Friday, February 7, 2014

Of Marijuana and Money

Currently nineteen states and DC have legalized marijuana for medical uses.  Two more, Colorado and Washington, have gone a step farther and lifted the prohibition on recreational use of marijuana.  Several other states have had ballot measures to legalize marijuana either for medical uses or recreational uses.  The New Hampshire House this month voted to legalize recreational use there.

The legalization of cultivating and selling marijuana, however, creates a number of financial and regulatory issues:

First, Federal laws forbid banks from allowing accounts where marijuana proceeds -even legal ones- would be deposited.  Banks can face Federal racketeering charges.  As a result, pot farmers and dispensaries deal almost completely in cash.  Imagine paying your taxes -in cash.  Imagine paying your employees -in cash.  Imagine paying your vendors -all in cash.  No bank will give you a loan to start your business.  Where are you going to store the thousands of dollars your business brings in daily?  Imagine the security concerns.

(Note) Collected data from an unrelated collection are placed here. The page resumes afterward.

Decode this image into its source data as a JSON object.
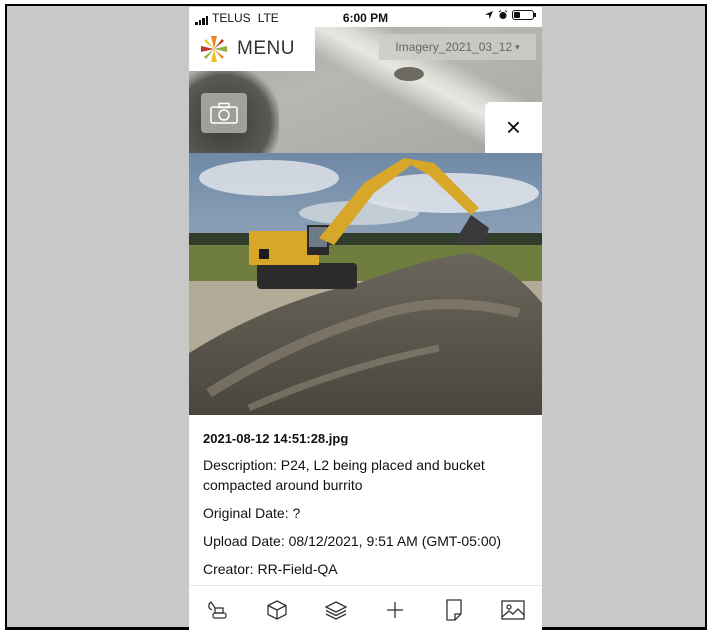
{
  "status_bar": {
    "carrier": "TELUS",
    "network": "LTE",
    "time": "6:00 PM",
    "battery_level": 0.35
  },
  "header": {
    "menu_label": "MENU",
    "logo_icon": "star-logo-icon",
    "imagery_selector": "Imagery_2021_03_12",
    "imagery_caret": "▾"
  },
  "map_controls": {
    "camera_icon": "camera-icon",
    "close_label": "×"
  },
  "photo": {
    "subject": "excavator-photo"
  },
  "details": {
    "filename": "2021-08-12 14:51:28.jpg",
    "description": "Description: P24, L2 being placed and bucket compacted around burrito",
    "original_date": "Original Date: ?",
    "upload_date": "Upload Date: 08/12/2021, 9:51 AM (GMT-05:00)",
    "creator": "Creator: RR-Field-QA"
  },
  "toolbar": {
    "tools": [
      "excavator-icon",
      "cube-icon",
      "layers-icon",
      "measure-icon",
      "document-icon",
      "image-icon"
    ]
  },
  "colors": {
    "logo_orange": "#e8892b",
    "logo_green": "#8fae3a",
    "logo_red": "#c0392b",
    "logo_yellow": "#f0c419",
    "excavator_yellow": "#d8a72a"
  }
}
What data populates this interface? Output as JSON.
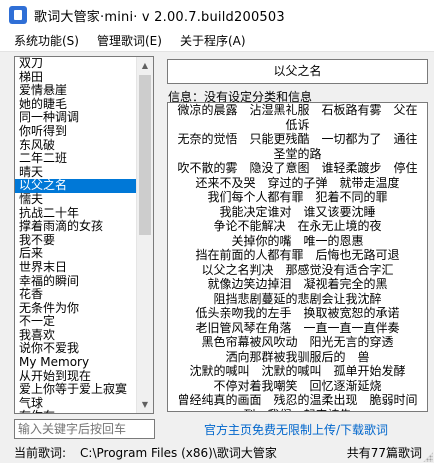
{
  "window": {
    "title": "歌词大管家·mini· v 2.00.7.build200503"
  },
  "menu": [
    {
      "label": "系统功能(S)"
    },
    {
      "label": "管理歌词(E)"
    },
    {
      "label": "关于程序(A)"
    }
  ],
  "song_list": {
    "selected_index": 10,
    "items": [
      "双刀",
      "梯田",
      "爱情悬崖",
      "她的睫毛",
      "同一种调调",
      "你听得到",
      "东风破",
      "二年二班",
      "晴天",
      "以父之名",
      "懦夫",
      "抗战二十年",
      "撑着雨滴的女孩",
      "我不要",
      "后来",
      "世界末日",
      "幸福的瞬间",
      "花香",
      "无条件为你",
      "不一定",
      "我喜欢",
      "说你不爱我",
      "My Memory",
      "从开始到现在",
      "爱上你等于爱上寂寞",
      "气球",
      "有你在"
    ]
  },
  "song_title": "以父之名",
  "info_text": "信息：没有设定分类和信息",
  "lyrics": [
    "微凉的晨露　沾湿黑礼服　石板路有雾　父在",
    "低诉",
    "无奈的觉悟　只能更残酷　一切都为了　通往",
    "圣堂的路",
    "吹不散的雾　隐没了意图　谁轻柔踱步　停住",
    "还来不及哭　穿过的子弹　就带走温度",
    "我们每个人都有罪　犯着不同的罪",
    "我能决定谁对　谁又该要沈睡",
    "争论不能解决　在永无止境的夜",
    "关掉你的嘴　唯一的恩惠",
    "挡在前面的人都有罪　后悔也无路可退",
    "以父之名判决　那感觉没有适合字汇",
    "就像边笑边掉泪　凝视着完全的黑",
    "阻挡悲剧蔓延的悲剧会让我沈醉",
    "低头亲吻我的左手　换取被宽恕的承诺",
    "老旧管风琴在角落　一直一直一直伴奏",
    "黑色帘幕被风吹动　阳光无言的穿透",
    "洒向那群被我驯服后的　兽",
    "沈默的喊叫　沈默的喊叫　孤单开始发酵",
    "不停对着我嘲笑　回忆逐渐延烧",
    "曾经纯真的画面　残忍的温柔出现　脆弱时间",
    "到　我们一起来祷告",
    "#仁慈的父我已坠入　看不见罪的国度　请原"
  ],
  "search": {
    "placeholder": "输入关键字后按回车"
  },
  "upload_link": "官方主页免费无限制上传/下载歌词",
  "status": {
    "label": "当前歌词:",
    "path": "C:\\Program Files (x86)\\歌词大管家",
    "count": "共有77篇歌词"
  },
  "colors": {
    "selection": "#0078d7",
    "link": "#0066cc"
  }
}
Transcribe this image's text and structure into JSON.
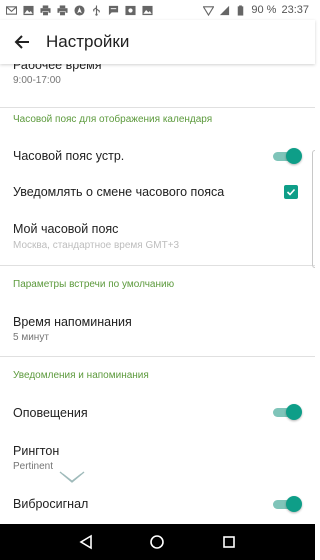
{
  "status_bar": {
    "battery": "90 %",
    "time": "23:37"
  },
  "toolbar": {
    "title": "Настройки"
  },
  "preferences": {
    "work_hours": {
      "title": "Рабочее время",
      "summary": "9:00-17:00"
    },
    "tz_category": "Часовой пояс для отображения календаря",
    "device_tz": {
      "title": "Часовой пояс устр.",
      "checked": true
    },
    "notify_tz_change": {
      "title": "Уведомлять о смене часового пояса",
      "checked": true
    },
    "my_tz": {
      "title": "Мой часовой пояс",
      "summary": "Москва, стандартное время  GMT+3"
    },
    "meeting_category": "Параметры встречи по умолчанию",
    "reminder_time": {
      "title": "Время напоминания",
      "summary": "5 минут"
    },
    "notif_category": "Уведомления и напоминания",
    "alerts": {
      "title": "Оповещения",
      "checked": true
    },
    "ringtone": {
      "title": "Рингтон",
      "summary": "Pertinent"
    },
    "vibration": {
      "title": "Вибросигнал",
      "checked": true
    }
  },
  "colors": {
    "accent": "#0e9e88",
    "category": "#5c9a3c"
  }
}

From the perspective of the business owners, the ban on banking even legal marijuana money is a huge headache -and a dangerous one with so much cash floating around.

States like Colorado and Washington see big tax dollars in recreational marijuana sales, but the banking problems also make the industry ripe for tax evasion.

The US Justice Department is currently working on new regulations that would open the way for banks to treat marijuana businesses that same as other legal businesses -in those states where marijuana has been legalized.  Several members of Congress, however, have come out opposing the changes.  2014 will likely see a number of new issues and opportunities open for the marijuana industry.